Es kombiniert und erweitert TEI und Schema.org/Recipe. Da die Transkription bereits in TEI vorliegt, ist es naheliegend TEI zu erweitern. Das Vokabular von Schema.org/Recipe übernehmen wir. So kann aus cueML für Suchmaschinen leicht zusätzlich eine Auszeichnung mit Schema.org/Recipe abgeleitet werden. Zusätzlich erweitern wir es um Attribute für Mengenangaben (quantity, bzw. atLeast und atMost) und Mengeneinheiten (unit), sowie Möglichkeiten um optionale (optional="True") und alternative Zutaten (altGrp="id" und alt="id1 id2 [...]") auszuzeichnen. Des Weiteren führen wir Möglichkeiten ein, um eine Zutat auf Bereiche des Kochbuches verweisen zu lassen (target="#id") sowie allgemeine Verweise innerhalb eines Rezeptes kenntlich zu machen (ein in Abb. 2b nicht vorhandenes ref-Element).

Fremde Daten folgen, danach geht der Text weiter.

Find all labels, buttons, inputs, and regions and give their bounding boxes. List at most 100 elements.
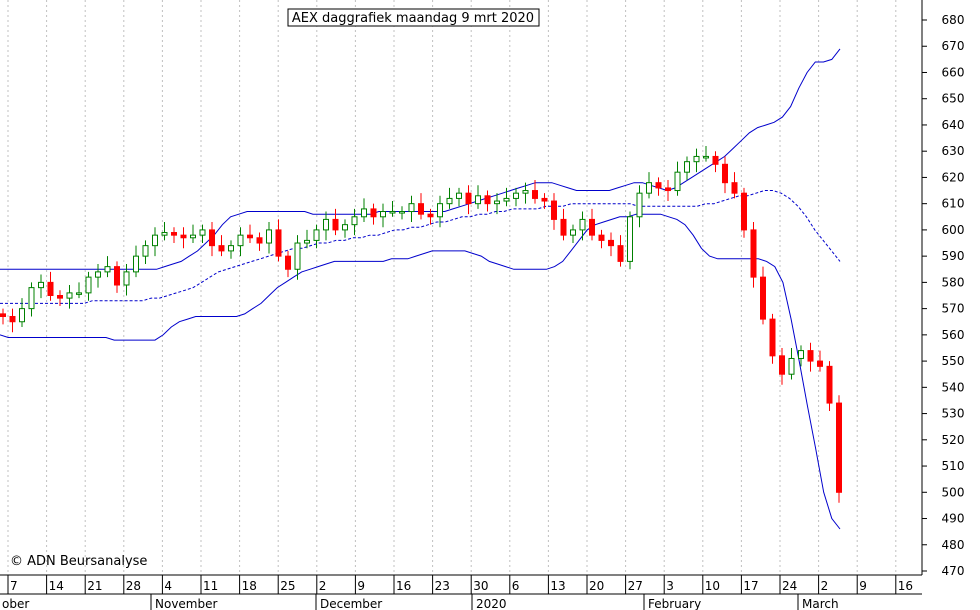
candle-up <box>513 192 519 199</box>
candle-up <box>399 211 405 214</box>
candle-up <box>133 255 139 273</box>
candle-up <box>570 229 576 236</box>
candle-down <box>817 360 823 367</box>
x-tick-label: 17 <box>743 579 758 593</box>
month-label: 2020 <box>476 597 507 610</box>
x-tick-label: 10 <box>705 579 720 593</box>
candle-up <box>579 218 586 231</box>
candle-down <box>370 208 377 218</box>
candle-down <box>617 245 624 262</box>
month-label: November <box>155 597 217 610</box>
candle-up <box>294 242 301 270</box>
candle-down <box>180 234 187 239</box>
candle-up <box>703 155 709 159</box>
candle-down <box>427 213 434 218</box>
y-tick-label: 560 <box>942 328 965 342</box>
candle-down <box>731 182 738 194</box>
candle-down <box>779 355 785 375</box>
candle-up <box>503 197 510 202</box>
candle-down <box>836 402 842 493</box>
candle-down <box>218 245 225 252</box>
candle-up <box>76 292 82 295</box>
candle-up <box>475 195 481 205</box>
x-axis: 7 14 21 28 4 11 18 25 2 9 16 23 30 6 13 20 27 3 10 17 24 2 9 16… <box>2 575 913 610</box>
candle-up <box>38 281 44 289</box>
candle-down <box>0 313 6 317</box>
y-tick-label: 540 <box>942 380 965 394</box>
candle-up <box>636 192 643 218</box>
y-tick-label: 620 <box>942 170 965 184</box>
candle-up <box>323 218 329 231</box>
x-tick-label: 27 <box>628 579 643 593</box>
x-tick-label: 28 <box>126 579 141 593</box>
y-tick-label: 630 <box>942 144 965 158</box>
candle-down <box>247 234 253 239</box>
x-tick-label: 9 <box>357 579 365 593</box>
vertical-grid <box>7 0 897 575</box>
candle-down <box>9 315 16 323</box>
candle-down <box>171 232 177 236</box>
x-tick-label: 6 <box>512 579 520 593</box>
y-tick-label: 660 <box>942 65 965 79</box>
candle-up <box>161 232 168 236</box>
x-tick-label: 4 <box>164 579 172 593</box>
candle-up <box>142 245 149 257</box>
candle-up <box>237 234 244 247</box>
chart-title: AEX daggrafiek maandag 9 mrt 2020 <box>292 11 534 26</box>
candle-up <box>342 224 348 231</box>
candle-down <box>598 234 605 241</box>
y-tick-label: 610 <box>942 197 965 211</box>
candle-up <box>408 203 415 213</box>
y-tick-label: 500 <box>942 485 965 499</box>
candle-up <box>389 211 396 214</box>
candle-up <box>95 271 101 278</box>
x-tick-label: 2 <box>821 579 829 593</box>
candle-down <box>551 200 557 220</box>
month-label: February <box>648 597 701 610</box>
candle-down <box>750 229 757 278</box>
candle-up <box>446 197 453 205</box>
y-tick-label: 490 <box>942 512 965 526</box>
month-label: ober <box>2 597 29 610</box>
y-axis: 680 670 660 650 640 630 620 610 600 590 580 570 560 5… <box>922 13 964 578</box>
x-tick-label: 2 <box>319 579 327 593</box>
candle-up <box>437 203 443 218</box>
candle-down <box>47 281 54 296</box>
candle-down <box>418 203 424 215</box>
moving-average-line <box>0 190 841 304</box>
candle-down <box>760 276 766 320</box>
y-tick-label: 470 <box>942 564 965 578</box>
y-tick-label: 680 <box>942 13 965 27</box>
candle-down <box>285 255 291 270</box>
candle-up <box>123 271 130 286</box>
candle-up <box>228 245 234 252</box>
candle-up <box>66 292 73 299</box>
candle-up <box>85 276 92 294</box>
candle-down <box>114 266 120 286</box>
candlesticks <box>0 145 842 503</box>
candle-down <box>826 365 833 404</box>
x-tick-label: 24 <box>782 579 797 593</box>
y-tick-label: 510 <box>942 459 965 473</box>
candle-up <box>152 234 158 247</box>
candle-down <box>541 197 548 202</box>
x-tick-label: 7 <box>10 579 18 593</box>
y-tick-label: 520 <box>942 433 965 447</box>
candle-up <box>28 287 35 310</box>
candle-up <box>266 229 272 244</box>
x-tick-label: 18 <box>242 579 257 593</box>
candle-down <box>712 155 719 165</box>
candle-down <box>722 163 728 184</box>
month-label: December <box>320 597 382 610</box>
candle-up <box>304 239 310 244</box>
candle-up <box>684 161 690 173</box>
y-tick-label: 580 <box>942 275 965 289</box>
y-tick-label: 480 <box>942 538 965 552</box>
candle-up <box>19 308 25 323</box>
candle-up <box>494 200 500 205</box>
month-label: March <box>802 597 839 610</box>
y-tick-label: 550 <box>942 354 965 368</box>
candle-up <box>627 216 633 262</box>
x-tick-label: 3 <box>666 579 674 593</box>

Einen Ressourcenbestand von Zutaten, wie in den Anforderungen beschrieben, konnten wir leider nicht finden. Daher behelfen wir uns mit dem Bundeslebensmittelschlüssel (BLS). Der BLS enthält zu knapp 15.000 Zutaten und Gerichten 38 Nährwert-Informationen wie z. B. Ballaststoffe pro 100g. An sich ist er nicht frei verfügbar, wir dürfen jedoch mit ihm im Rahmen einer akademischen Lizenz arbeiten.
Abb. 3 zeigt, wie wir den BLS in cueML integriert haben. Jede Zutat wird auf ein ingredient-Element abgebildet und das BLSref-Attribut ist ein Verweis auf den eindeutigen BLS-Schlüssel. Zusätzlich geben wir eine Liste von möglichen Lemmata für die Zutaten sowie optional ein erläuterndes note-Element an.

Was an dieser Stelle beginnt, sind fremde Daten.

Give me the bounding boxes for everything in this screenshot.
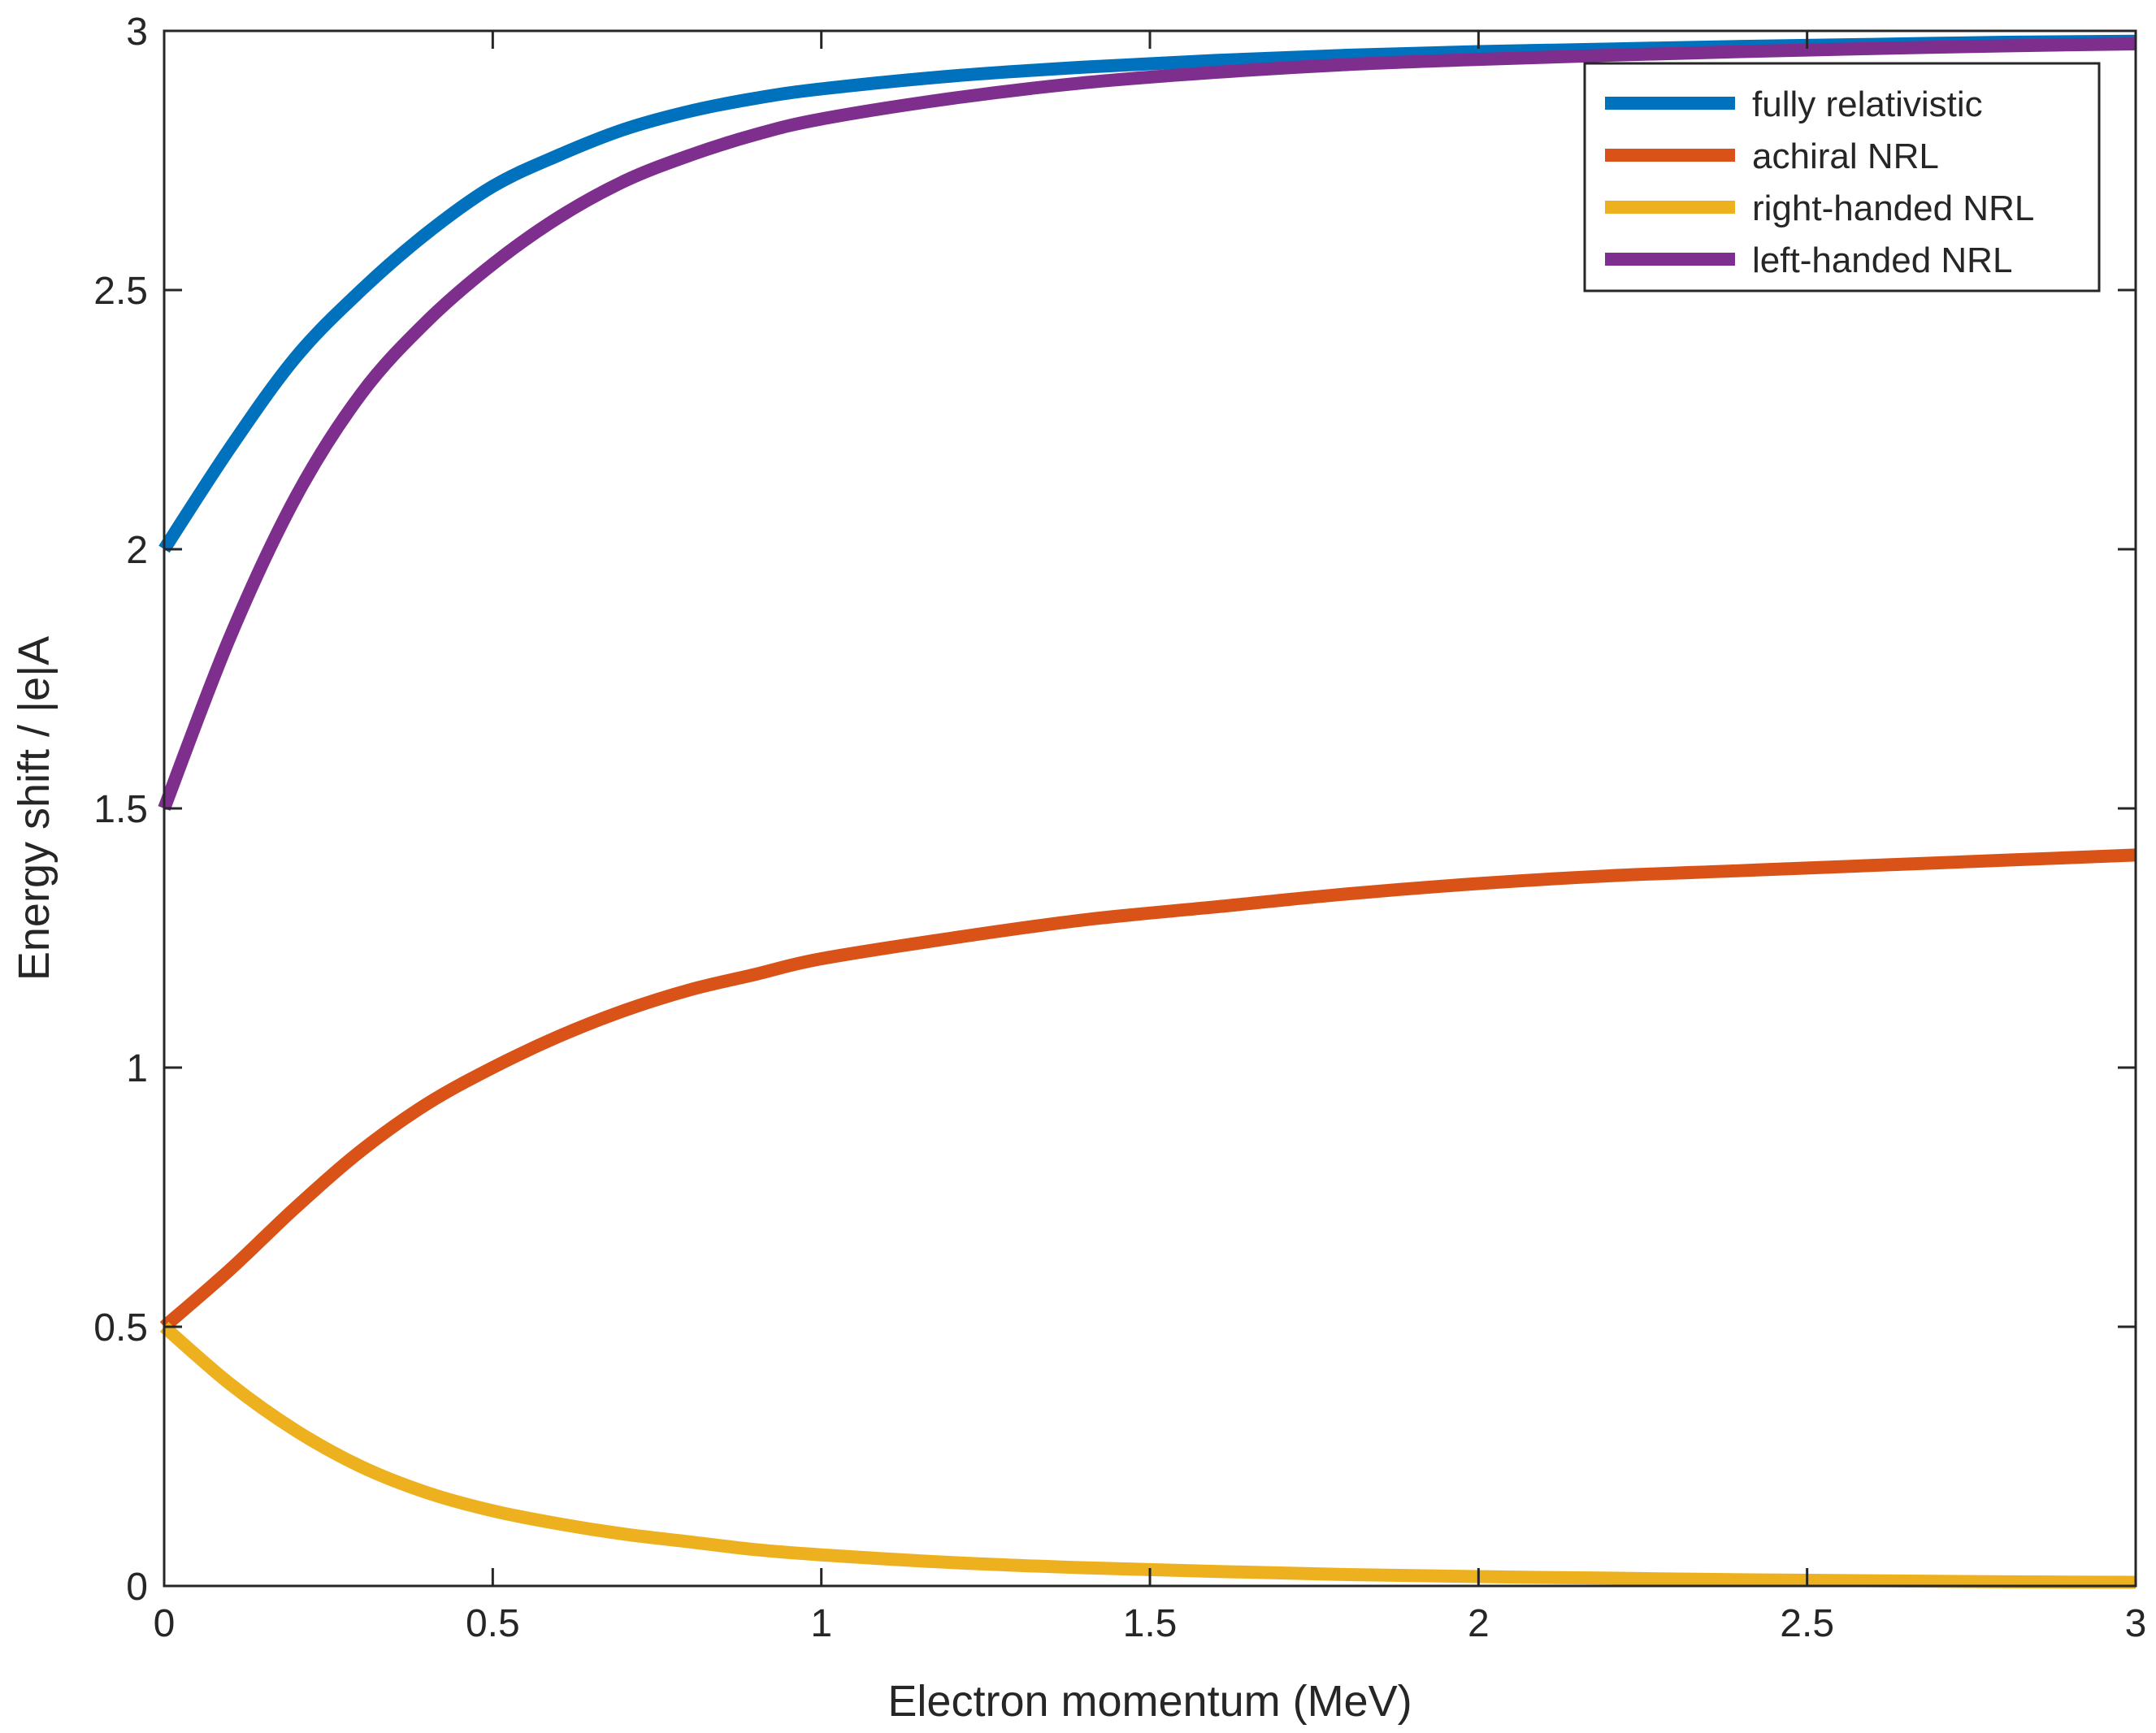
series-layer <box>158 34 2136 1589</box>
y-tick-label: 0.5 <box>93 1306 148 1350</box>
ticks-layer: 0 0.5 1 1.5 2 2.5 3 0 0.5 1 1.5 2 2.5 3 <box>93 11 2146 1645</box>
y-tick-label: 1.5 <box>93 788 148 831</box>
x-tick-label: 0.5 <box>466 1602 520 1645</box>
series-line-right-handed-nrl <box>159 1321 2136 1589</box>
x-axis-label: Electron momentum (MeV) <box>887 1677 1412 1726</box>
series-line-left-handed-nrl <box>158 37 2136 811</box>
x-tick-label: 1 <box>810 1602 832 1645</box>
x-tick-label: 2 <box>1468 1602 1490 1645</box>
legend: fully relativistic achiral NRL right-hande… <box>1583 62 2101 292</box>
legend-entries: fully relativistic achiral NRL right-hande… <box>1605 84 2034 280</box>
x-tick-label: 3 <box>2125 1602 2147 1645</box>
x-tick-label: 2.5 <box>1780 1602 1834 1645</box>
y-tick-label: 0 <box>126 1566 148 1609</box>
y-tick-label: 3 <box>126 11 148 54</box>
series-line-achiral-nrl <box>159 848 2136 1332</box>
x-tick-label: 1.5 <box>1123 1602 1178 1645</box>
y-tick-label: 2 <box>126 529 148 572</box>
legend-label-fully-relativistic: fully relativistic <box>1752 84 1983 124</box>
x-tick-label: 0 <box>154 1602 176 1645</box>
y-axis-label: Energy shift / |e|A <box>10 636 59 981</box>
legend-label-achiral-nrl: achiral NRL <box>1752 136 1939 176</box>
legend-label-left-handed-nrl: left-handed NRL <box>1752 240 2012 280</box>
y-tick-label: 1 <box>126 1047 148 1090</box>
y-tick-label: 2.5 <box>93 270 148 313</box>
legend-label-right-handed-nrl: right-handed NRL <box>1752 188 2034 228</box>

Einen Ressourcenbestand für Mengenangaben konnten wir ebenfalls nicht finden. Auf einen Ressourcenbestand, der Frau Davidis' Einheiten wie 1 Maß, oder für 8 Pfennig Weißbrod umrechnet, wird nicht weiter eingegangen, da das nicht Teil dieser Informatik-Arbeit ist. Unabhängig davon sei erwähnt, dass es ganz im Sinne der Programmier-Prinzipien Seperation of Concerns und DRY keine gute Idee ist, die Umrechnung in der Auszeichnung vorzunehmen. Sollte sich beispielsweise bei späteren Recherchen ergeben, dass 1 Maß nach Frau Davidis doch nicht 1l sondern 0,8l oder doch 1,2l entsprechen, müssten sämtliche ausgezeichnete Umrechnungen erneut vorgenommen werden. Bei einem Verweis auf eine URI, welche zu der Mengeneinheit 1 Maß von Frau Davidis gehört, muss nur der Eintrag bei der entsprechenden URI geändert werden. Daher übernehmen wir Frau Davidis' verwendete Mengeneinheiten.
Im Gegensatz zu Schema.org/Recipe haben wir cueML durch eine RELAX NG-Grammatik wohldefiniert. Schema.org hat die Prämisse „some data is better than none“ und validiert daher nicht gegen eine Grammatik. Für Suchmaschinen, die möglichst viele Daten erfassen wollen und die Zielgruppe der Schema.org-Vokabulare sind, ist das eine vertretbare Prämisse. Unsere Arbeitsgruppe ist dagegen der Überzeugung, dass die Validierung gegen eine Grammatik nicht schwer ist und einfache Fehler, wie beispielsweise Tippfehler verhindert. Darüber hinaus kann eine Grammatik gut als Dokumentation verwendet werden. Des Weiteren verstärkt sie die Idee des Vokabulars als Ontology.
Wir haben die Grammatik cueMLV1.0.rng mittels Roma erstellt. Das Roma-Template ist hier abrufbar. Die vollständige Dokumentation zu cueML ist hier einsehbar.